Révolution de palais

Porsche France : Formé auprès des plus grands chefs français, animé par une quête de la perfection héritée de sa culture japonaise, Kei Kobayashi sublime les produits du terroir. Une révolution pour le palais.

Le chef Kei Kobayashi


C ’est une devanture qui inspire la sobriété et l’élégance, située rue du Coq Héron, dans le 1er arrondissement de Paris, discrètement flanquée de trois lettres – Kei – qui ne renseignent en rien sur ce qui se cache derrière. On pourrait aisément passer devant sans même en remarquer l’existence. Ce serait un tort, pire, une erreur car cette vitrine ascétique dissimule un écrin raffiné pour la cuisine d’exception signée Kei Kobayashi.
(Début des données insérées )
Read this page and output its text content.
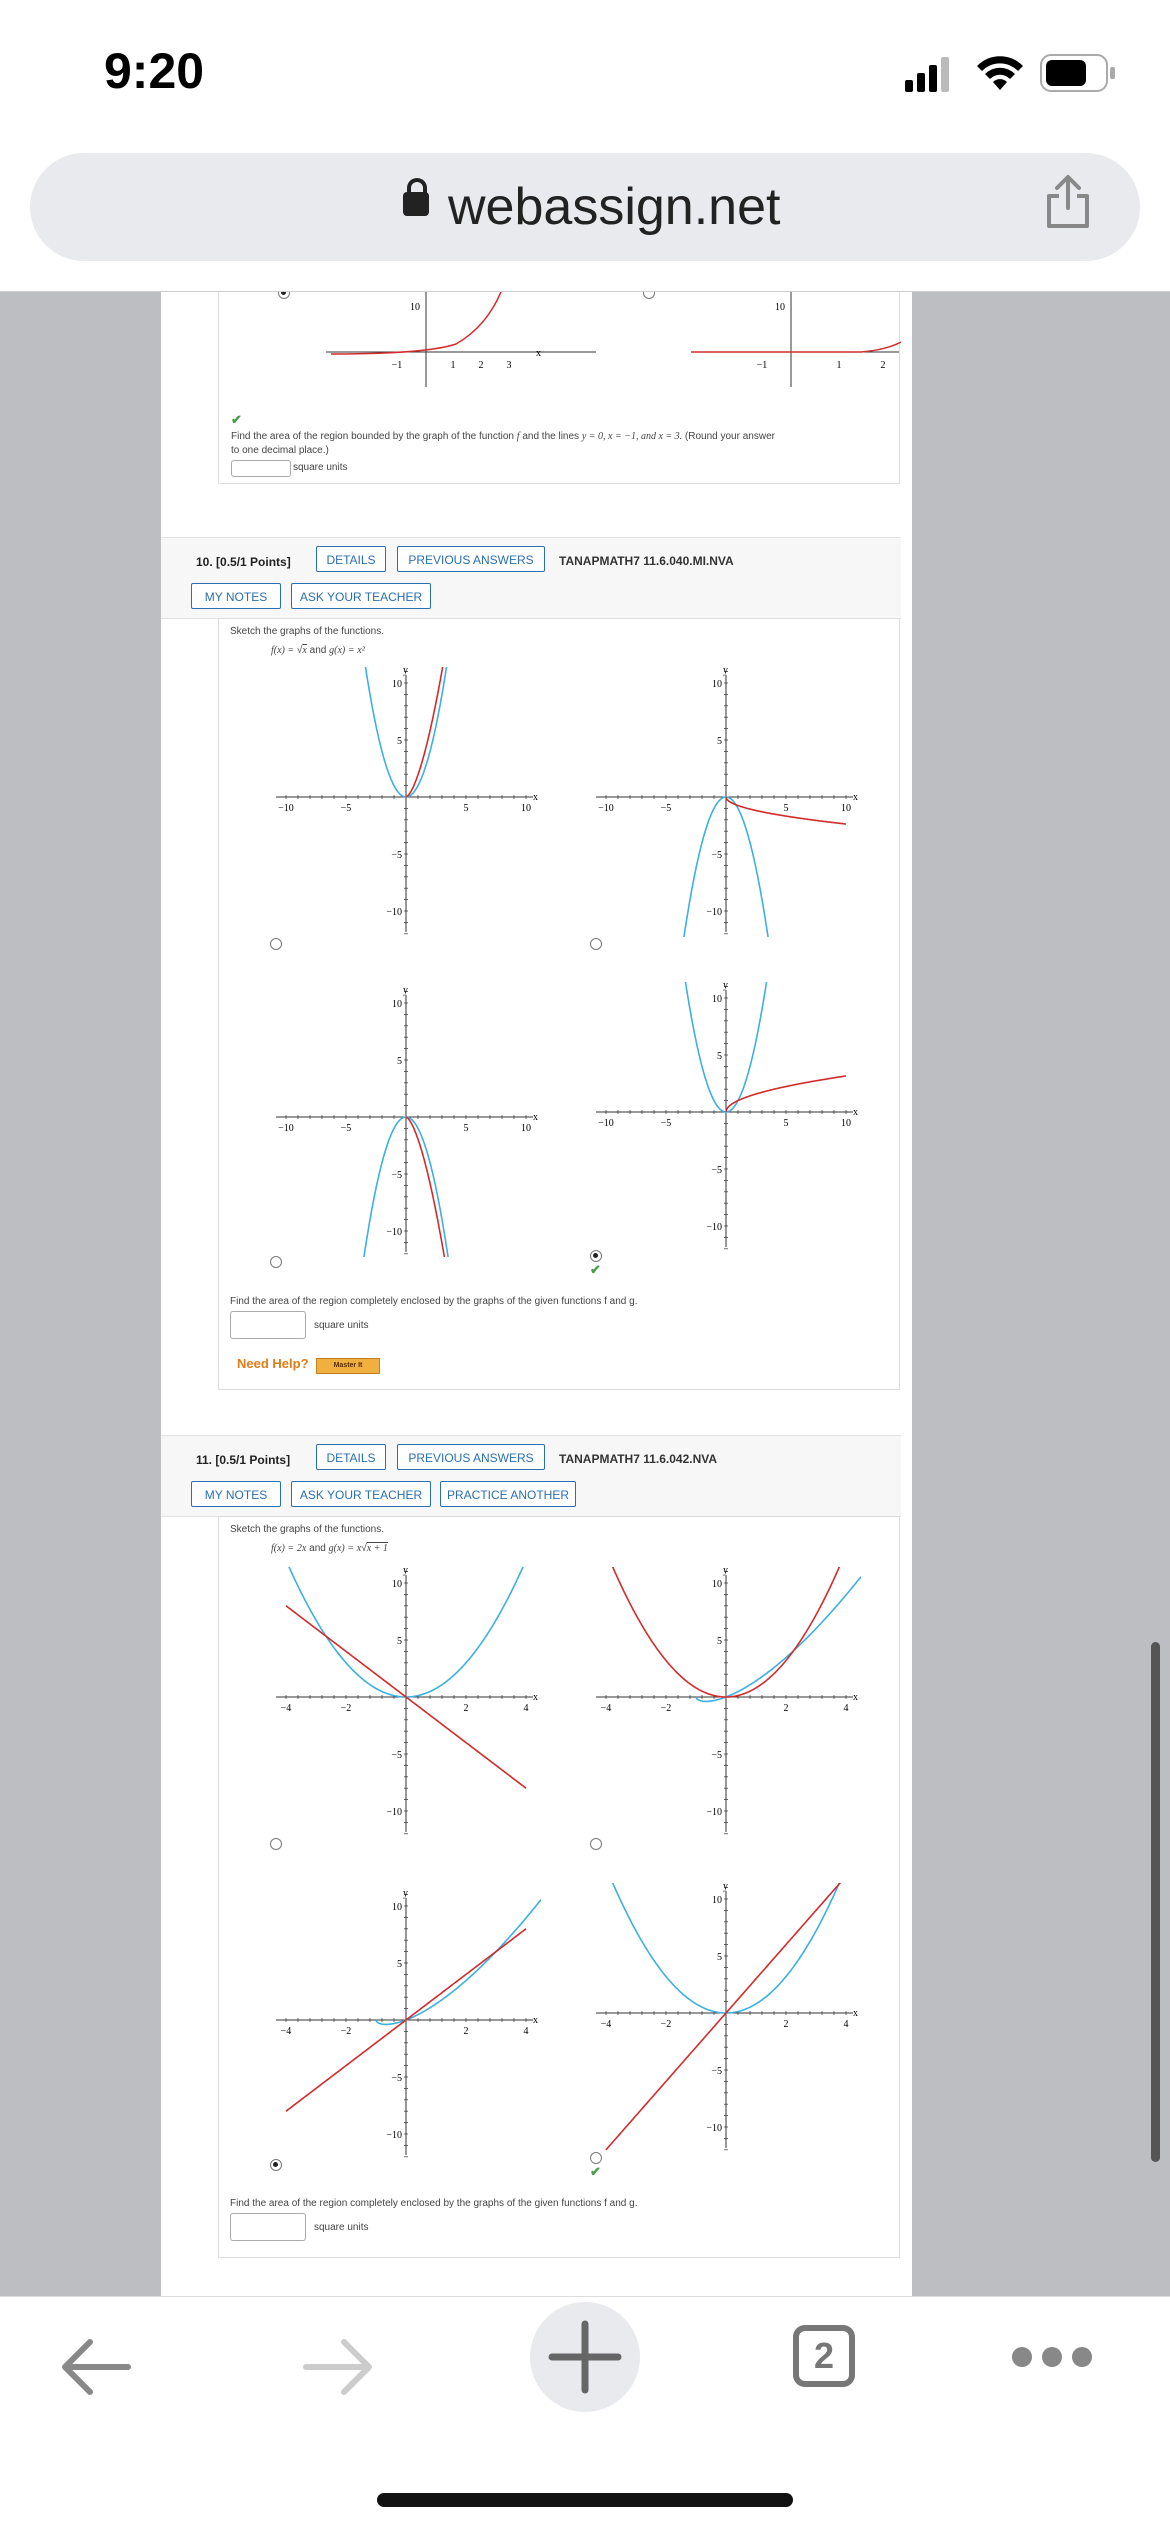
9:20
webassign.net
10
−1	1 2 3
x
10
−1	1	2
✔
Find the area of the region bounded by the graph of the function f and the lines y = 0, x = −1, and x = 3. (Round your answer
to one decimal place.)
square units
10. [0.5/1 Points]	DETAILS	PREVIOUS ANSWERS	TANAPMATH7 11.6.040.MI.NVA
MY NOTES	ASK YOUR TEACHER
Sketch the graphs of the functions.
f(x) = √x and g(x) = x²
−10	−5	5	10
10
5
−5
−10
x
y
−10	−5	5	10
10
5
−5
−10
x
y
−10	−5	5	10
10
5
−5
−10
x
y
−10	−5	5	10
10
5
−5
−10
x
y
✔
Find the area of the region completely enclosed by the graphs of the given functions f and g.
square units
Need Help?	Master It
11. [0.5/1 Points]	DETAILS	PREVIOUS ANSWERS	TANAPMATH7 11.6.042.NVA
MY NOTES	ASK YOUR TEACHER	PRACTICE ANOTHER
Sketch the graphs of the functions.
f(x) = 2x and g(x) = x√x + 1
−4	−2	2	4
10
5
−5
−10
x
y
−4	−2	2	4
10
5
−5
−10
x
y
−4	−2	2	4
10
5
−5
−10
x
y
−4	−2	2	4
10
5
−5
−10
x
y
✔
Find the area of the region completely enclosed by the graphs of the given functions f and g.
square units
2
À 41 ans, le chef japonais est à la tête d’une des adresses gastronomiques les plus en vue de la Capitale, récompensée par deux étoiles au guide Michelin. Une réussite éclatante racontée tout en réserve par celui qui a choisi la cuisine pour des raisons vestimentaires et qui nourrit une passion pour Porsche… grâce au boulanger de sa jeunesse.

Tout commence avec style

Kei a grandi à Nagano et en dépit de parents cuisiniers dans un restaurant traditionnel, il n’est pas attiré par ce métier. « À 15 ans, j’ai arrêté le lycée. Et dans ce cas, qu’est-ce qu’on fait ? On regarde la télévision ! C’est comme cela que je suis tombé sur l’émission culinaire de M. Chapel ». Alain Chapel était un chef mondialement connu, artisan de la Nouvelle Cuisine, dont le restaurant situé à Mionnay dans l’Ain a obtenu ses trois étoiles dès 1973. Son aura, via la télévision, a rayonné aux quatre coins du monde et a fait briller la gastronomie française jusqu’au Japon. Mais, ironie de l’histoire, le jeune Kei n’est alors pas vraiment intéressé par les recettes ou les techniques de cuisson : « J’étais fasciné par son costume : pantalon noir, veste, tablier et toque blancs, c’était magnifique. C’est pour ça que j’ai décidé de devenir chef. » Une révélation pour le moins iconoclaste, peut-être autant que celle qui va faire naître sa passion pour Porsche…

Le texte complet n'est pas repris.